I know this because every single time you look at me and fail to see the heavy burden I have shouldered for thirty-one years, the extent of slander, violence, exclusion, and disdain I continue to survive, there is no possibility of you seeing beyond all of these experiences to the core of who I actually am. And without truly knowing me, you cannot love me, despite your most sincere desire to do so. How can I entrust my safety to you in my most weary moments, desperate to lay down my weapons and bare my vulnerability for a precious breath of respite, when you don’t even know what I’m up against? When your hesitance for self-evaluation, your refusal to rebuff the tantalizing illusions their lies create, makes you part of the threat?
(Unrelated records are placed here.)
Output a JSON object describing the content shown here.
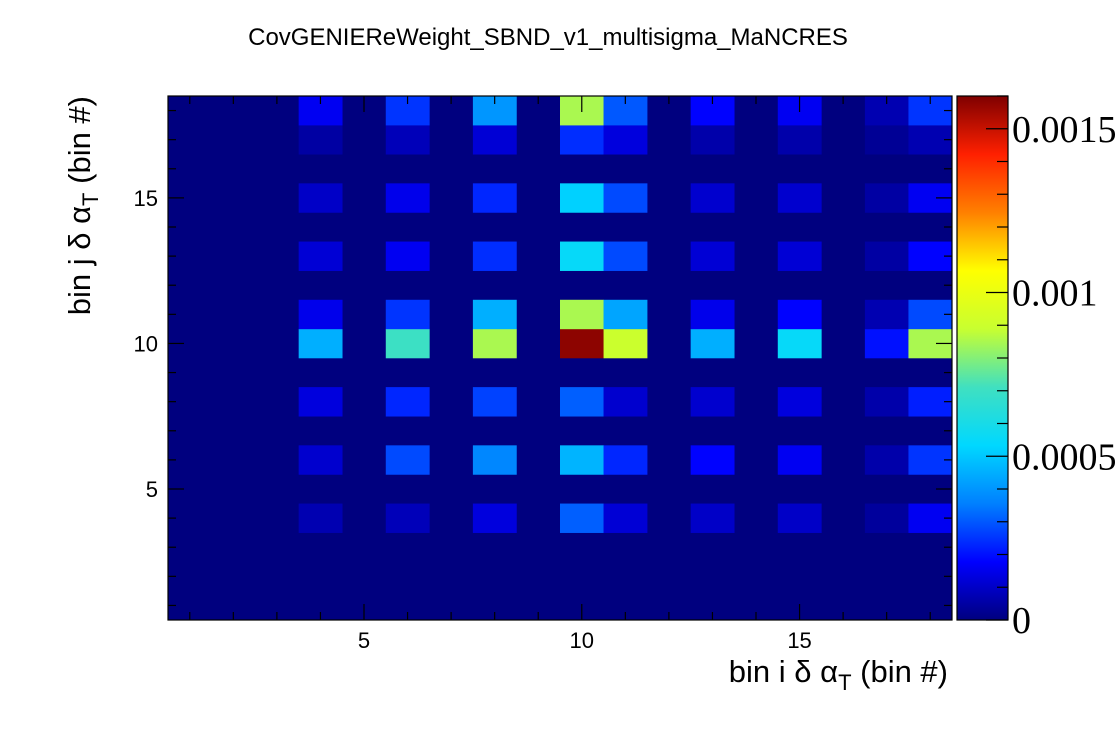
{
  "chart_data": {
    "type": "heatmap",
    "title": "CovGENIEReWeight_SBND_v1_multisigma_MaNCRES",
    "xlabel": {
      "prefix": "bin i ",
      "greek": "δ α",
      "sub": "T",
      "suffix": " (bin #)"
    },
    "ylabel": {
      "prefix": "bin j ",
      "greek": "δ α",
      "sub": "T",
      "suffix": " (bin #)"
    },
    "xlim": [
      0.5,
      18.5
    ],
    "ylim": [
      0.5,
      18.5
    ],
    "x_ticks": [
      5,
      10,
      15
    ],
    "y_ticks": [
      5,
      10,
      15
    ],
    "z_range": [
      0,
      0.0016
    ],
    "z_ticks": [
      {
        "value": 0,
        "label": "0"
      },
      {
        "value": 0.0005,
        "label": "0.0005"
      },
      {
        "value": 0.001,
        "label": "0.001"
      },
      {
        "value": 0.0015,
        "label": "0.0015"
      }
    ],
    "colormap": [
      "#00007f",
      "#0000ff",
      "#0080ff",
      "#00d8ff",
      "#40e0c0",
      "#c8ff30",
      "#ffff00",
      "#ff8000",
      "#ff2000",
      "#7f0000"
    ],
    "x_bins_nonzero": [
      4,
      6,
      8,
      10,
      11,
      13,
      15,
      17,
      18
    ],
    "y_bins_nonzero": [
      4,
      6,
      8,
      10,
      11,
      13,
      15,
      17,
      18
    ],
    "bin_weights": [
      0.21,
      0.48,
      0.35,
      1.0,
      0.55,
      0.36,
      0.34,
      0.16,
      0.49
    ],
    "rendered_cells": [
      [
        4,
        4,
        7e-05
      ],
      [
        4,
        6,
        0.00011
      ],
      [
        4,
        8,
        0.00013
      ],
      [
        4,
        10,
        0.00045
      ],
      [
        4,
        11,
        0.00015
      ],
      [
        4,
        13,
        0.00012
      ],
      [
        4,
        15,
        0.0001
      ],
      [
        4,
        17,
        5e-05
      ],
      [
        4,
        18,
        0.00016
      ],
      [
        6,
        4,
        8e-05
      ],
      [
        6,
        6,
        0.00028
      ],
      [
        6,
        8,
        0.00023
      ],
      [
        6,
        10,
        0.0007
      ],
      [
        6,
        11,
        0.00025
      ],
      [
        6,
        13,
        0.00016
      ],
      [
        6,
        15,
        0.00015
      ],
      [
        6,
        17,
        8e-05
      ],
      [
        6,
        18,
        0.00025
      ],
      [
        8,
        4,
        0.00013
      ],
      [
        8,
        6,
        0.00037
      ],
      [
        8,
        8,
        0.00027
      ],
      [
        8,
        10,
        0.00085
      ],
      [
        8,
        11,
        0.00045
      ],
      [
        8,
        13,
        0.00024
      ],
      [
        8,
        15,
        0.00023
      ],
      [
        8,
        17,
        0.00012
      ],
      [
        8,
        18,
        0.0004
      ],
      [
        10,
        4,
        0.00031
      ],
      [
        10,
        6,
        0.00046
      ],
      [
        10,
        8,
        0.00031
      ],
      [
        10,
        10,
        0.00158
      ],
      [
        10,
        11,
        0.00085
      ],
      [
        10,
        13,
        0.00055
      ],
      [
        10,
        15,
        0.00052
      ],
      [
        10,
        17,
        0.00024
      ],
      [
        10,
        18,
        0.00085
      ],
      [
        11,
        4,
        0.00012
      ],
      [
        11,
        6,
        0.00023
      ],
      [
        11,
        8,
        0.00011
      ],
      [
        11,
        10,
        0.0009
      ],
      [
        11,
        11,
        0.00043
      ],
      [
        11,
        13,
        0.00028
      ],
      [
        11,
        15,
        0.00028
      ],
      [
        11,
        17,
        0.00013
      ],
      [
        11,
        18,
        0.0003
      ],
      [
        13,
        4,
        0.0001
      ],
      [
        13,
        6,
        0.00018
      ],
      [
        13,
        8,
        0.00011
      ],
      [
        13,
        10,
        0.00045
      ],
      [
        13,
        11,
        0.00015
      ],
      [
        13,
        13,
        0.00012
      ],
      [
        13,
        15,
        0.00011
      ],
      [
        13,
        17,
        6e-05
      ],
      [
        13,
        18,
        0.00018
      ],
      [
        15,
        4,
        0.0001
      ],
      [
        15,
        6,
        0.00016
      ],
      [
        15,
        8,
        0.00013
      ],
      [
        15,
        10,
        0.00055
      ],
      [
        15,
        11,
        0.00018
      ],
      [
        15,
        13,
        0.00012
      ],
      [
        15,
        15,
        0.00011
      ],
      [
        15,
        17,
        6e-05
      ],
      [
        15,
        18,
        0.00016
      ],
      [
        17,
        4,
        4e-05
      ],
      [
        17,
        6,
        6e-05
      ],
      [
        17,
        8,
        6e-05
      ],
      [
        17,
        10,
        0.0002
      ],
      [
        17,
        11,
        7e-05
      ],
      [
        17,
        13,
        5e-05
      ],
      [
        17,
        15,
        5e-05
      ],
      [
        17,
        17,
        3e-05
      ],
      [
        17,
        18,
        7e-05
      ],
      [
        18,
        4,
        0.00016
      ],
      [
        18,
        6,
        0.00025
      ],
      [
        18,
        8,
        0.00022
      ],
      [
        18,
        10,
        0.00085
      ],
      [
        18,
        11,
        0.00028
      ],
      [
        18,
        13,
        0.00018
      ],
      [
        18,
        15,
        0.00016
      ],
      [
        18,
        17,
        7e-05
      ],
      [
        18,
        18,
        0.00025
      ]
    ]
  }
}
I don’t absolve myself of complicity. Over three decades of direct confrontation has forced me to become privy to my own susceptibility to the temptations. For too long I unthinkingly was willing to abide the flaws of white men, as if their practice of misogyny—or other manifestations of the illness supremacy causes—was somehow more tolerable than that of black men, unaware of the subversive ways anti-blackness had warped my definitions of success, of beauty—of humanity. But I am actively working to identify and counteract supremacy’s monopolization of my perceptions of normality and possibility. I want to live and love to my full capacity. I know you do as well. I also know that this ingrained notion of the natural and the normality it yields does not permit us that opportunity. So, I say to you now: 

To hell with human nature. 

We as human beings have the faculties to override biological impulses. If nature is what brought us to the brink of destruction as we now find ourselves, then it is high time we stopped tethering our imaginations to the natural and started believing in the possibility of a radical alternative: that the normal is not the inevitable. 

I am asking you to trust me, even if you cannot see what I see. Just as the unequivocal centering of the white and male experience has compelled me to always be conscious of those perspectives, at times even involuntarily, so I ask that you let me lend you my eyes, so that you may see the world as I do. I am asking you to choose, even if the risks appear greater than the benefits. Make a choice to change your fundamental assumptions. When confronted with an uncertainty of intention, err on the side of history. Assume when a woman describes the rampant degradation and sexual assault she has endured and witnessed, she is only one of hundreds of thousands of other women who endure and witness the same thing on a daily basis from men who seem perfectly “normal.” Do not doubt the veracity of the black folk who speak out about being targeted by racism from your colleagues, friends, and family.

Do not dismiss or minimize the discomfort of oppressed people navigating an environment that has only ever been designed to oppress them. Assume that we have all been infected by anti-blackness, misogyny, ableism, and greed. See yourself and those around you as recovering from a debilitating illness, and be willing to abide the anxiety, embarrassment, shame, discomfort, anger, sadness, grief, and fear that is an inherent part of the recovery process. Assume that all human behavior, whether conscious or unconscious, is either resisting supremacy or promoting its dominance--there is no neutral. Recognize the equivocation, the unreasonable doubt, as the blindfold it is. After all, what do you have to lose, besides an artificially inflated status that you either refuse to acknowledge or claim you do not wish to have?

Finally, I ask you to consider something. I could be wrong about everything. I could be writing this, a pitiful and misinformed diatribe, out of bitterness at my own failures. I could just be plain insane—believe me, I’ve considered the possibility. But what if I’m not? How would you live your life differently if these assumptions were true? How would you, as a person who wants to be loving and good, change the way you interact with the world if you knew it were possible to live and thrive without valuing survival above all else? If you knew that every single thing you did bore significant consequences for the lives of those you wish to love, what would you do differently?